Dr. Beth Padden ist Co-Leiterin des Spina Zentrums am Kinderspital Zürich. Sie berichtete bei der wissenschaftlichen Tagung der ASBH in Fulda (November 2025) von den Ergebnissen der offenen fetalen Operation bei Spina bifida in ihrem Krankenhaus.

Seit 2010 wird in Zürich die offene vorgeburtliche Operation bei Spina bifida durchgeführt. Inzwischen liegen daher auch zahlreiche Erkenntnisse zum Outcome bei dieser Operationsmethode vor.
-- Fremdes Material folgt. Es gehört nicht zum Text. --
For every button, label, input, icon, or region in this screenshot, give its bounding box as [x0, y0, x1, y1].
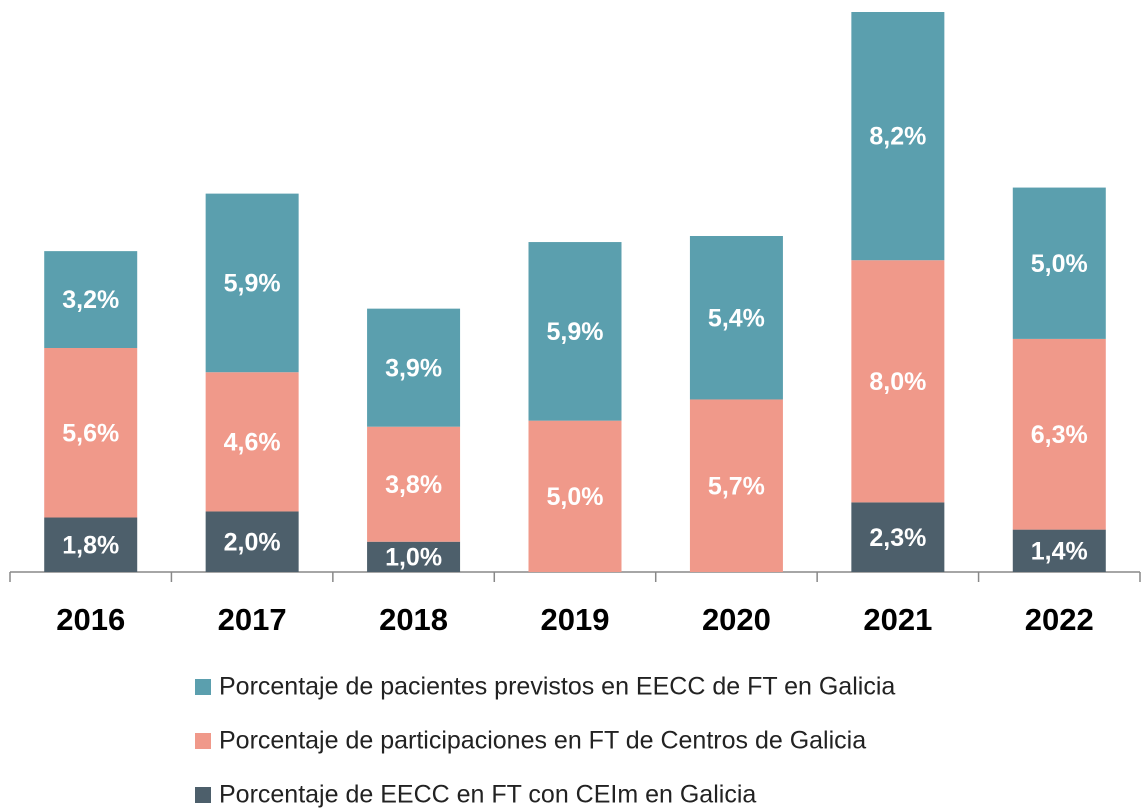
legend-label: Porcentaje de participaciones en FT de C… — [219, 727, 866, 755]
legend-swatch — [195, 679, 211, 695]
x-tick-label: 2016 — [56, 602, 125, 637]
bar-segment — [44, 348, 138, 518]
x-tick-label: 2020 — [702, 602, 771, 637]
bar-segment — [1012, 338, 1106, 530]
bar-segment — [205, 193, 299, 373]
bar-segment — [851, 12, 945, 261]
bar-segment — [44, 517, 138, 572]
legend-swatch — [195, 733, 211, 749]
data-label: 2,0% — [224, 528, 281, 556]
bar-segment — [851, 502, 945, 572]
data-label: 8,0% — [869, 368, 926, 396]
data-label: 3,8% — [385, 471, 442, 499]
x-tick-label: 2019 — [541, 602, 610, 637]
x-tick-label: 2018 — [379, 602, 448, 637]
data-label: 1,4% — [1031, 537, 1088, 565]
data-label: 1,0% — [385, 543, 442, 571]
data-label: 5,0% — [547, 483, 604, 511]
bar-segment — [689, 236, 783, 400]
legend-label: Porcentaje de EECC en FT con CEIm en Gal… — [219, 781, 756, 808]
data-label: 6,3% — [1031, 421, 1088, 449]
data-label: 3,9% — [385, 354, 442, 382]
data-label: 8,2% — [869, 123, 926, 151]
bar-segment — [528, 420, 622, 572]
bar-segment — [205, 511, 299, 572]
data-label: 1,8% — [62, 531, 119, 559]
x-tick-label: 2017 — [218, 602, 287, 637]
data-label: 5,7% — [708, 472, 765, 500]
bar-segment — [851, 260, 945, 503]
data-label: 4,6% — [224, 428, 281, 456]
bar-segment — [528, 242, 622, 421]
x-tick-label: 2022 — [1025, 602, 1094, 637]
data-label: 5,4% — [708, 304, 765, 332]
bar-segment — [1012, 529, 1106, 572]
legend-swatch — [195, 787, 211, 803]
data-label: 5,9% — [547, 318, 604, 346]
data-label: 2,3% — [869, 524, 926, 552]
bar-segment — [367, 426, 461, 542]
bar-segment — [1012, 187, 1106, 339]
bar-segment — [689, 399, 783, 572]
data-label: 5,9% — [224, 270, 281, 298]
legend-label: Porcentaje de pacientes previstos en EEC… — [219, 673, 895, 701]
bar-segment — [367, 541, 461, 572]
bar-segment — [367, 308, 461, 427]
bar-segment — [44, 251, 138, 348]
data-label: 5,6% — [62, 419, 119, 447]
x-tick-label: 2021 — [863, 602, 932, 637]
data-label: 3,2% — [62, 286, 119, 314]
data-label: 5,0% — [1031, 250, 1088, 278]
bar-segment — [205, 372, 299, 512]
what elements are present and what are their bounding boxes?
Möglichkeiten der vorgeburtlichen Operation bei Spina bifida

Dr. Padden erläuterte, dass nach wie vor die „2-hit-Hypothese“ ein starkes Argument für eine vorgeburtliche Behandlung bei Spina bifida ist. Der Schaden, der durch die Störung der Anlage des Neuralrohrs entsteht – der „first hit“ – sei nicht zu beseitigen. Die Beeinträchtigung, die jedoch durch den Kontakt der Nervenfasern mit dem Fruchtwasser und die mechanische Schädigung durch Reibung an der Gebärmutterwand entsteht – der sogenannte „second hit“ -könne dadurch verhindert werden, dass die Stelle operativ wasserdicht verschlossen wird. Die offene fetalchirurgische Methode biete darüber hinaus gute Möglichkeiten, durch ein „Untethering“ weitere neurologische Folgeschäden abzuwenden.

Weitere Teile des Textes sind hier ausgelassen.